For the Mitzpeh
After defeating two opponents from the No. 1 junior team in the world, Italy, Israeli fencer Vera Maia Devi Kanevski won the gold medal in the women’s Épée Zone Championships at the 2017 European Junior Championships in Plovdiv, Bulgaria, on March 7.
Kanevski beat Ukraine’s Inna Brovko in the final 15-13. This win brought the 17-year-old from from 19th place to fifth in the International Fencing Federation’s junior épée ranking. Épée is a form of fencing in which the whole body is the target area.
“I didn’t think this day would end like this,” Kanevski said after winning, in an interview with The Jerusalem Post. “I’m happy that everything fell into place.”

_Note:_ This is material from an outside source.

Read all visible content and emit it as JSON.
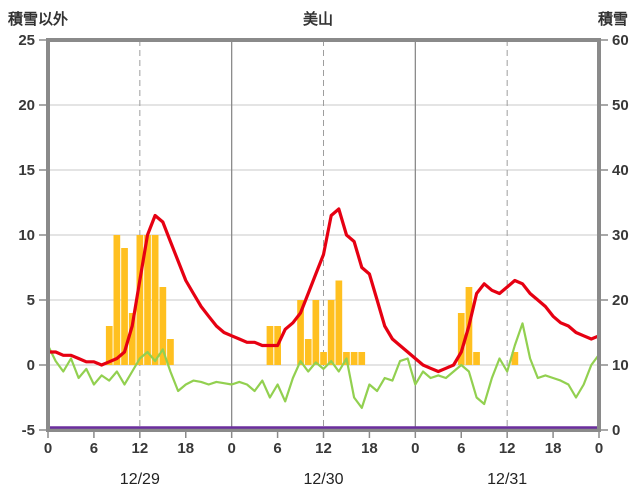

Kanevski had already displayed great potential, prior to this competition. In the 2016 Rio Olympics European Qualification Tournament, she finished in 10th place. In the 2016 World Junior Championships, she finished in fifth place. However, she was not expected to defeat Italy and Ukraine this year.
“The thing with fencing is that sometimes you have a really good day and a lucky bracket,” freshman mechanical engineering major and member of this university’s fencing club Ji Shi said. “But some days you end up having a really bad day and you do poorly, and just get knocked out. It isn’t surprising that an underdog can win at all.”
In the championship, Israelis Nikol Gavrielko and Yana Botvinik, along with Kanevski, led Israel to a sixth-place finish in the team event. Individually, Gavrielko finished in sixth place and Botvinik in eighth place. Israel’s top male performer, Jacob Pizenberg, ended the épée competition in sixth place.
“This was an amazing day for our team,” Israeli team coach Doron Levit said, in an interview with The Jerusalem Post. “There aren’t many teams in the world that can finish with three fencers in the top eight, especially with one of them winning gold. I’m delighted with Vera’s amazing achievement.”
However, the fencers were not just dueling for a medal, but also for reimbursement of their travels to Bulgaria. The Israel Fencing Association’s financial situation does not cover sending its athletes abroad, meaning the athlete’s families had to bear the full cost of sending their children to compete.
The regulations stated that after the championships, the athletes who reached the finals would receive a full refund.
“As an Israeli, it makes me proud to see how hard they worked to achieve their goal,” sophomore communications major Sheli Leshem said. “It makes me really happy to be a part of a group that is so proud and so willing to work hard to achieve greatness.”